The primary goal of this work is to better balance the intensity and efficiency of selection for Sclerotinia resistance and other sunflower traits to make more progress per generation on all traits proportional to their actual value to the producer. The current problem with sunflower breeding is that easy to phenotype traits are often given disproportionately higher weights in selection relative to hard-to-phenotype traits like Sclerotinia resistance. The objectives for this year are: (1) Generate genotype-by-sequencing (GBS) data, with reference to whole genome scaffolds of progenitor lines, to obtain information on at least 60,000 high quality, polymorphic sites in sunflower in a training population derived from the USDA sunflower breeding program. (2) Conduct model cross-validation to determine accuracy of GS and associated prediction intervals. The models will be trained using markers as random effects, for each of the traits in the phenotypic data set from 2009 to 2012.

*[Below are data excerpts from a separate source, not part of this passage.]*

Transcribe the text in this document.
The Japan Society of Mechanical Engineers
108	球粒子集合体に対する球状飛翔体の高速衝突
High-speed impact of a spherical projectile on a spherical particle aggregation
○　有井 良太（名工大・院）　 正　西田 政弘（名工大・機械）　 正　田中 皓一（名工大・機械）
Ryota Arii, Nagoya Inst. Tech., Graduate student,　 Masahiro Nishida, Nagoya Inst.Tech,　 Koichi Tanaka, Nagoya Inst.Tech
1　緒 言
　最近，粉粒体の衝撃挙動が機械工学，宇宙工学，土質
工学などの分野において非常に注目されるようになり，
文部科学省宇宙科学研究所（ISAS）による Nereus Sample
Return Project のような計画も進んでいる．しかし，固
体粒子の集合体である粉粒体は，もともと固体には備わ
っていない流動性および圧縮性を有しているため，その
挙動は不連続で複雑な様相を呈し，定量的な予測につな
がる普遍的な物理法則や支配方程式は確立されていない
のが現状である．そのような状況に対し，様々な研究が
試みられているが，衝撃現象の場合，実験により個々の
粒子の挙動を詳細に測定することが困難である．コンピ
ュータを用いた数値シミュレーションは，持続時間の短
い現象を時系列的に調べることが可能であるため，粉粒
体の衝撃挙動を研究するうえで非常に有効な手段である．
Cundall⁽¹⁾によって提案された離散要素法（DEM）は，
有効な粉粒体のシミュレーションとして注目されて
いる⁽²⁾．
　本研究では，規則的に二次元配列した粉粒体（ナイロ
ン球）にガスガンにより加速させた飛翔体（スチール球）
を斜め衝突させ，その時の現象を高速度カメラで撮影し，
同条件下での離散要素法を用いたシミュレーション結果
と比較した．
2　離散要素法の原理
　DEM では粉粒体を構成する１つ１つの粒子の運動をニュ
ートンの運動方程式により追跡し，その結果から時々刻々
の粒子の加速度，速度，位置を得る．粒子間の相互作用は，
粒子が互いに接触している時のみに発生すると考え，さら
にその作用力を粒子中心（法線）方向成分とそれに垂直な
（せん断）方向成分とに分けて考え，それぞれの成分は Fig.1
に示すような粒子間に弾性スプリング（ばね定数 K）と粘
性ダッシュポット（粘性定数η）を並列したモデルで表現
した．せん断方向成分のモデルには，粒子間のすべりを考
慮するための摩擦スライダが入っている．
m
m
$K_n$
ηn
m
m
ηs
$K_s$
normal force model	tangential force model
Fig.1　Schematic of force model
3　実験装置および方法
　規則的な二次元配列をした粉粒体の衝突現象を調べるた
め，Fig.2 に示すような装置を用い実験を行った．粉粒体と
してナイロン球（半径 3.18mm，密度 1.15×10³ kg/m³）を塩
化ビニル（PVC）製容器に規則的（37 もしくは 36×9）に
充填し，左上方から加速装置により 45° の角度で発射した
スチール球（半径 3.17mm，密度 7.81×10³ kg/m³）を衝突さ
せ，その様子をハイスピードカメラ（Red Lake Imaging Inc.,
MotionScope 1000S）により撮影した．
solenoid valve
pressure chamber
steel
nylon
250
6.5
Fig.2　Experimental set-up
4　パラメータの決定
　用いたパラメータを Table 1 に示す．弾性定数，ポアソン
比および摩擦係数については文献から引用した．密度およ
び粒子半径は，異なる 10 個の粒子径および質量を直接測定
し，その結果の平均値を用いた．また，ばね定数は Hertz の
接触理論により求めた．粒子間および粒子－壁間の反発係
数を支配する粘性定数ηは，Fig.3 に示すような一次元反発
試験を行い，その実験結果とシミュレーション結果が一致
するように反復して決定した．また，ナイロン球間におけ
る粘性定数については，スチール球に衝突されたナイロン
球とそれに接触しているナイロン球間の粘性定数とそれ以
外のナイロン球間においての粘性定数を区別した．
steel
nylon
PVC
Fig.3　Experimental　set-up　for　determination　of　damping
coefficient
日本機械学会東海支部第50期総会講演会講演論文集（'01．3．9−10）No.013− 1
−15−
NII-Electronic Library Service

In order to achieve improvements in breeding program efficiency using new technology, the new paradigm must be thoroughly vetted and shown to produce better results than the old paradigm. We plan to accomplish this in year 1 of this work. First, we must ensure that the relatively new technology of GBS yields enough high quality polymorphic sites in our breeding program materials to provide an adequate sampling of the sunflower genome for GS. We expect to have far greater than the 60,000 markers we set as a baseline goal by imputing missing markers in GBS data from progenitor lines with whole genome sequence. Next, we plan to test all applicable statistical methods for GS using cross-validation of subsampled training and selection data sets, to simulate the accuracy that could be achieved in an actual breeding program. These data sets will be stratified so that the training and selection sets are not from the same pedigree, leading to more realistic predictions of accuracy. Phenotypic data of these sets have already been gathered. The individual results of the subsamples can be pooled and converted into the statistics of average accuracy and predictive intervals. The latter statistic, in particular, will guide the breeder in the level of statistical certainty when real selection candidates are evaluated in future years of the project. The long-term plan for genomic selection in the USDA breeding program is to reduce the size of F4 (preliminary) trials for yield and Sclerotinia evaluation, through genomic prediction of performance prior to testcross development and evaluation. The development of preliminary testcrosses is the most laborious work in our nurseries because of the large number of lines at that development stage every year. In year 2 and beyond, we will utilize the trained model from year 1 and conduct selection. We will analyze how resources need to be reallocated to sustain the effort indefinitely in the breeding program, and the opportunities that are afforded by more efficient selection in the F4. This information will be published in appropriate scientific journals, and passed on to commercial sunflower breeders as a model to follow to better balance agronomic and Sclerotinia resistance selection in sunflower.